L’utilisation excessive ou abusive des produits agrochimiques demeure l’une des principales causes de l’appauvrissement de la biodiversité des sols, ce qui réduit le potentiel de celle-ci.

Parmi les autres causes, citons la déforestation, l’urbanisation, l’intensification de l’agriculture, la pollution et la salinisation.

Biodiversité des sols et bien-être des populations humaines

Les microorganismes présents dans les sols peuvent contribuer fortement à atténuer les effets du changement climatique. Ils jouent un rôle clé dans le stockage du carbone et la réduction des émissions de gaz à effet de serre.

Dans son rapport, la FAO indique que les activités agricoles sont la première source d’émissions de dioxyde de carbone et de protoxyde d’azote par les sols.

La biodiversité des sols contribue, directement et indirectement, à la santé humaine. Plusieurs bactéries et champignons vivant dans les sols servent traditionnellement à produire de la sauce de soja, du fromage, du vin et d’autres aliments et boissons fermentés. Les végétaux produisent des substances chimiques, telles que des antioxydants, qui stimulent notre système immunitaire et participent à la régulation des hormones. Par ailleurs, des microorganismes présents dans les sols peuvent aider à prévenir les maladies inflammatoires chroniques, y compris les allergies, l’asthme, les maladies auto-immunes, les maladies inflammatoires de l’intestin et la dépression.

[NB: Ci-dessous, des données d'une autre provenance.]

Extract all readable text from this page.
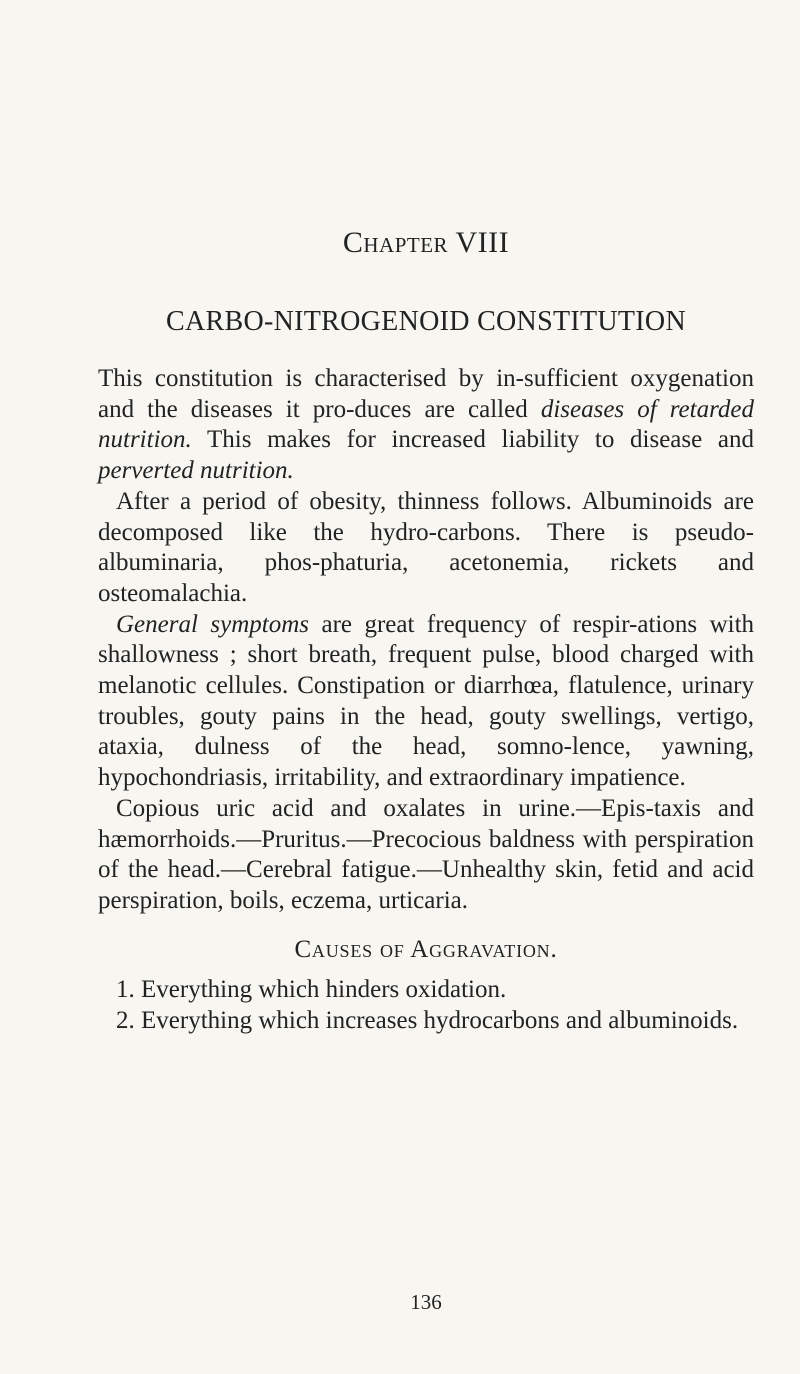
Chapter VIII
CARBO-NITROGENOID CONSTITUTION

This constitution is characterised by in-sufficient oxygenation and the diseases it pro-duces are called diseases of retarded nutrition. This makes for increased liability to disease and perverted nutrition.

After a period of obesity, thinness follows. Albuminoids are decomposed like the hydro-carbons. There is pseudo-albuminaria, phos-phaturia, acetonemia, rickets and osteomalachia.

General symptoms are great frequency of respir-ations with shallowness ; short breath, frequent pulse, blood charged with melanotic cellules. Constipation or diarrhœa, flatulence, urinary troubles, gouty pains in the head, gouty swellings, vertigo, ataxia, dulness of the head, somno-lence, yawning, hypochondriasis, irritability, and extraordinary impatience.

Copious uric acid and oxalates in urine.—Epis-taxis and hæmorrhoids.—Pruritus.—Precocious baldness with perspiration of the head.—Cerebral fatigue.—Unhealthy skin, fetid and acid perspiration, boils, eczema, urticaria.

Causes of Aggravation.

1. Everything which hinders oxidation.

2. Everything which increases hydrocarbons and albuminoids.

136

Depuis le début des années 1900, de nombreux médicaments et vaccins ont été élaborés à partir d’organismes vivant dans les sols, notamment des antibiotiques courants comme la pénicilline mais aussi la bléomycine, utilisée dans le traitement des cancers, et l’amphotéricine, un antifongique. Alors que les maladies causées par des microorganismes résistants ne cessent de progresser, la biodiversité des sols peut offrir d’immenses ressources pour la mise au point de nouveaux médicaments.

La voie à suivre

Globalement, on constate que les données détaillées, les politiques et les mesures relatives à la biodiversité des sols font défaut aux niveaux local, national, régional et mondial.

Afin de mieux comprendre les facteurs qui menacent la biodiversité des sols et de mettre en œuvre des politiques et des réglementations pertinentes, il est crucial d’investir dans des évaluations de cette biodiversité qui soient harmonisées à l’échelle mondiale, de normaliser les protocoles d’échantillonnage et d’analyse afin de permettre la collecte de grands ensembles de données comparables, et de promouvoir l’utilisation d’outils de suivi efficaces pour consigner l’évolution de la biodiversité des sols.

Enfin, la FAO souligne, dans sa publication, la nécessité de promouvoir des technologies novatrices en matière de gestion des sols. Les nouvelles techniques moléculaires qui reposent sur le séquençage de nouvelle génération, par exemple, permettent de mieux connaître les organismes vivant dans les sols et l’incidence qu’ils sont susceptibles d’avoir sur les systèmes de culture connexes.